Show HN: Files.md – Open-source alternative to Obsidian
Overall reception of Files.md
- Many commenters like the minimalist, polished UI and the fact it’s been iterated on for ~5 years rather than “weekend project” quality.
- Several say it feels more like a focused, opinionated knowledge base than a drop-in Obsidian replacement; “alternative” is seen as misleading by some but useful as a mental anchor by others.
- The author emphasizes simplicity, low cognitive load, and “only necessary features,” which appeals to some and worries others who fear future feature requests will be refused.
Architecture, tech choices, and longevity
- Backend rewrite from a multi-component PHP stack to a single Go binary is praised as a strong argument for Go: simple deployment, small static binary, long-term maintainability.
- Some users want strictly local, non-server-side tools that can run unchanged for decades; Files.md can be used by opening the static
index.html, with the server optional.
Sync, browser support, and mobile
- Sync currently hinges on a Telegram chatbot/auth flow and optional self-hosted Go server. Several see this as overkill or privacy-unfriendly; end‑to‑end encryption is “not possible” with the current bot-centric design.

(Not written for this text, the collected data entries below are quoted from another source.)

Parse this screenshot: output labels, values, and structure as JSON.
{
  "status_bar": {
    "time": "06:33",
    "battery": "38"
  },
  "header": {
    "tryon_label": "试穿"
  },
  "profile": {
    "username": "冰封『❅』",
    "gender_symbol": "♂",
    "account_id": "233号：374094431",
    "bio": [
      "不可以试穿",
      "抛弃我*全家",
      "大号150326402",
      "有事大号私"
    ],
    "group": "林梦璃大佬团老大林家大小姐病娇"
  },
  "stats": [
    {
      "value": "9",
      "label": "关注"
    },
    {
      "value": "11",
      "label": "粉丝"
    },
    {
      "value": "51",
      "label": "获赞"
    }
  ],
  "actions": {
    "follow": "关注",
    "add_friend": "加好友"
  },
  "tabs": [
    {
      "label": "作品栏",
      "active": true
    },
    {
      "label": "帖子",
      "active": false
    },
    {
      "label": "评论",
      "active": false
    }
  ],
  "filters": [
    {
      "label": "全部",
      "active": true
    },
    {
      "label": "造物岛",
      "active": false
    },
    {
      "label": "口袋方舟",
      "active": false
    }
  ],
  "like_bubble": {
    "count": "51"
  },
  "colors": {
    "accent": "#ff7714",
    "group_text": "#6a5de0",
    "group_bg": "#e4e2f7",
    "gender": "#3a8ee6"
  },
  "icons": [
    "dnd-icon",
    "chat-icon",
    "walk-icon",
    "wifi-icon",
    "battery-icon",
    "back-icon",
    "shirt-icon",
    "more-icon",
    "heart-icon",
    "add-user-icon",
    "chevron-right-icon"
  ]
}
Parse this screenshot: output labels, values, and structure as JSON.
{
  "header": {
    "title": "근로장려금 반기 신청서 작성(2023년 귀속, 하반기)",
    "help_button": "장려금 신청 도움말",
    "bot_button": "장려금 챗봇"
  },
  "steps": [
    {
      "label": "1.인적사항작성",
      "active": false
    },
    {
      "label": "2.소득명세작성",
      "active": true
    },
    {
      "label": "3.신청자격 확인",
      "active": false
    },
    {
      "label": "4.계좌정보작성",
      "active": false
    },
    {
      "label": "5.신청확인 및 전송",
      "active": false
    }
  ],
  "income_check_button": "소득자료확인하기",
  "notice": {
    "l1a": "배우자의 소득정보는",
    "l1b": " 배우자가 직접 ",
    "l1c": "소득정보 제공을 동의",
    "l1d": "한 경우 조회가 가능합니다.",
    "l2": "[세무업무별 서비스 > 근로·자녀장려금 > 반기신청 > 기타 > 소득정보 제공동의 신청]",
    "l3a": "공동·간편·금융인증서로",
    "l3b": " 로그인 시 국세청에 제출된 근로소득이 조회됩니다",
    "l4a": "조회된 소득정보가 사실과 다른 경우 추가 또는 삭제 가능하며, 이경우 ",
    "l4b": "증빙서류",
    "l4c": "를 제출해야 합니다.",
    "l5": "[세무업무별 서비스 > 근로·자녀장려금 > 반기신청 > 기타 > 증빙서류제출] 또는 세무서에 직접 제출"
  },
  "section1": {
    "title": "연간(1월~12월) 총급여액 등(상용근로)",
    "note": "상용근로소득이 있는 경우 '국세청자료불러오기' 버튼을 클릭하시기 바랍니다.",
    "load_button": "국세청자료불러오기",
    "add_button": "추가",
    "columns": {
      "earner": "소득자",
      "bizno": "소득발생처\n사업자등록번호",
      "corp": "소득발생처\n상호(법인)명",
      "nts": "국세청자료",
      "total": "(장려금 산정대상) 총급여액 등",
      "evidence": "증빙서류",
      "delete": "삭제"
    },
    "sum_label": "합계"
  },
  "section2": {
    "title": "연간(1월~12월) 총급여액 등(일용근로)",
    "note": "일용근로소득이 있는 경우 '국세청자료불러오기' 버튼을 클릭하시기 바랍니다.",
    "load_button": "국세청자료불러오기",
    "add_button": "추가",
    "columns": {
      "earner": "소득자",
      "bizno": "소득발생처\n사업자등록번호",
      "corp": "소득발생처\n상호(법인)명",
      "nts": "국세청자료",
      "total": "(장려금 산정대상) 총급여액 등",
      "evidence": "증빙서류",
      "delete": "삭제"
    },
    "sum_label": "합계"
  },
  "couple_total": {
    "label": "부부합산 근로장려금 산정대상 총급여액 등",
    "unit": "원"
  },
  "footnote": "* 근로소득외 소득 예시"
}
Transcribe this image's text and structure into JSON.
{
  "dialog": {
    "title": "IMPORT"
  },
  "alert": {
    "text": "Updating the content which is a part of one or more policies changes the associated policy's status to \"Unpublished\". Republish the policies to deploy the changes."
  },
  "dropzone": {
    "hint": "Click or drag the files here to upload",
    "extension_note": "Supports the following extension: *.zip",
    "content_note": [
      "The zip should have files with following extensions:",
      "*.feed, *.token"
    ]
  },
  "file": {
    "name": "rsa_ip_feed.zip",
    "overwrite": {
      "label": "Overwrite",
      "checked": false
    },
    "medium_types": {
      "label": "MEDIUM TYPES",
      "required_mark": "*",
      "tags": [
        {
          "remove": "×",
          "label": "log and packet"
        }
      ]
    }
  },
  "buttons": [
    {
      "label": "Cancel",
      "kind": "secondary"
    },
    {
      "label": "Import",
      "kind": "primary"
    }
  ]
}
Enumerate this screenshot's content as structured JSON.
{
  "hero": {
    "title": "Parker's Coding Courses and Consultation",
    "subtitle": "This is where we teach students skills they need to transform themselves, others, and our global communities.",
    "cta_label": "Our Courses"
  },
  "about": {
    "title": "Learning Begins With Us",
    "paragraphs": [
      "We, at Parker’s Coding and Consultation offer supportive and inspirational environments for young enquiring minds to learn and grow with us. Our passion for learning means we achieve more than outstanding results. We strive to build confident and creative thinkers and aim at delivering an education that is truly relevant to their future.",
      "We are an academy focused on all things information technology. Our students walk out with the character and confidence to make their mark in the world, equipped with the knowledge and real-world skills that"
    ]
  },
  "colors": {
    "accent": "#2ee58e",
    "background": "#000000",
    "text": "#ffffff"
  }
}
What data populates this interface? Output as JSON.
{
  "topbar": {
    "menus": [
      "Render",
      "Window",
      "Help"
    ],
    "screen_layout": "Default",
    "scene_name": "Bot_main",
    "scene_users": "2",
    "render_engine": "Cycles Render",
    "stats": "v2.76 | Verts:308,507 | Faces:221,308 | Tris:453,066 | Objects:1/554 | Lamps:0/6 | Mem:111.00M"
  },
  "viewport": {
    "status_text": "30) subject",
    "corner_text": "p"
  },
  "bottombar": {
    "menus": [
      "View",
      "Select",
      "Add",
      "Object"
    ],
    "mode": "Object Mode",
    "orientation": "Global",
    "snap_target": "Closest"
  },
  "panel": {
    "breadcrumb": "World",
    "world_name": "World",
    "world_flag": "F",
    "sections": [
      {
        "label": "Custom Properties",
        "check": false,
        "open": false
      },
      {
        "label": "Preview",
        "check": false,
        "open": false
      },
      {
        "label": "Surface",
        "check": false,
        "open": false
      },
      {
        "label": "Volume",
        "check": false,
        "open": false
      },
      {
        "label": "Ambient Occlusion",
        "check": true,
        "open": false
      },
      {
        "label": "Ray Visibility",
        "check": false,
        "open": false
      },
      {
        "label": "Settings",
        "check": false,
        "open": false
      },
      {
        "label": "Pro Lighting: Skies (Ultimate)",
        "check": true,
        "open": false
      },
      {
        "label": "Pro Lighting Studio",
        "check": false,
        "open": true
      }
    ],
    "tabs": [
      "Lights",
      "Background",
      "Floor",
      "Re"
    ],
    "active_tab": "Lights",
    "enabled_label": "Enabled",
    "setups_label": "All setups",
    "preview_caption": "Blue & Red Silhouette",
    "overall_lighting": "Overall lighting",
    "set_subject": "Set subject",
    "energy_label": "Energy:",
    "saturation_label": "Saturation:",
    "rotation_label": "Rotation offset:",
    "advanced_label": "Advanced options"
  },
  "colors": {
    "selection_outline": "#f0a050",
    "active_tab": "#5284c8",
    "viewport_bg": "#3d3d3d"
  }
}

- The app depends on the Local File System API, so it works best in Chrome/Chromium; Safari and Firefox only partly work via OPFS or not at all. This Chrome-centrism is a blocker for some.
Open source vs Obsidian and business models
- Many only now realize Obsidian isn’t open source, despite using open Markdown files and being highly extensible.
- There’s extensive debate on whether Obsidian “should” be open source:
- One side argues that open source is especially important for personal knowledge bases and long-term trust.
- The other side notes Obsidian already uses open formats, is free, and must protect its sync/publish business and plugin ecosystem from forks.
- Broader arguments explore donationware viability, developers’ need to earn money, and common OSS funding patterns (sponsorships, paid services, commercial licenses).
Comparisons and alternatives
- Numerous alternatives are discussed or self-plugged: TiddlyWiki, Logseq, Joplin, Trilium/TrilliumNext, QOwnNotes, Silverbullet, HelixNotes, VS Code/Helix/Vim setups with markdown-oxide, Tolaria, Idaztian, Opal, AS Notes, etc.
- Preferences split along lines such as: GUI vs terminal, native vs Electron/web, self-hosted vs managed sync, Markdown-on-disk vs database-backed.
AI, “second brain,” and note-taking philosophy
- Files.md is intentionally “dumb-simple” so users or LLMs can later extend it, with “complexity budget” reserved for AI-generated changes.
- Some see AI as making it trivial to build personal Obsidian clones, or to render notes as rich HTML instead of Markdown; others stress Markdown’s low friction and robustness.
- Debate around “second brain” methods: some critique systems that encourage “remember nothing,” instead favoring notes that enhance actual learning and memory.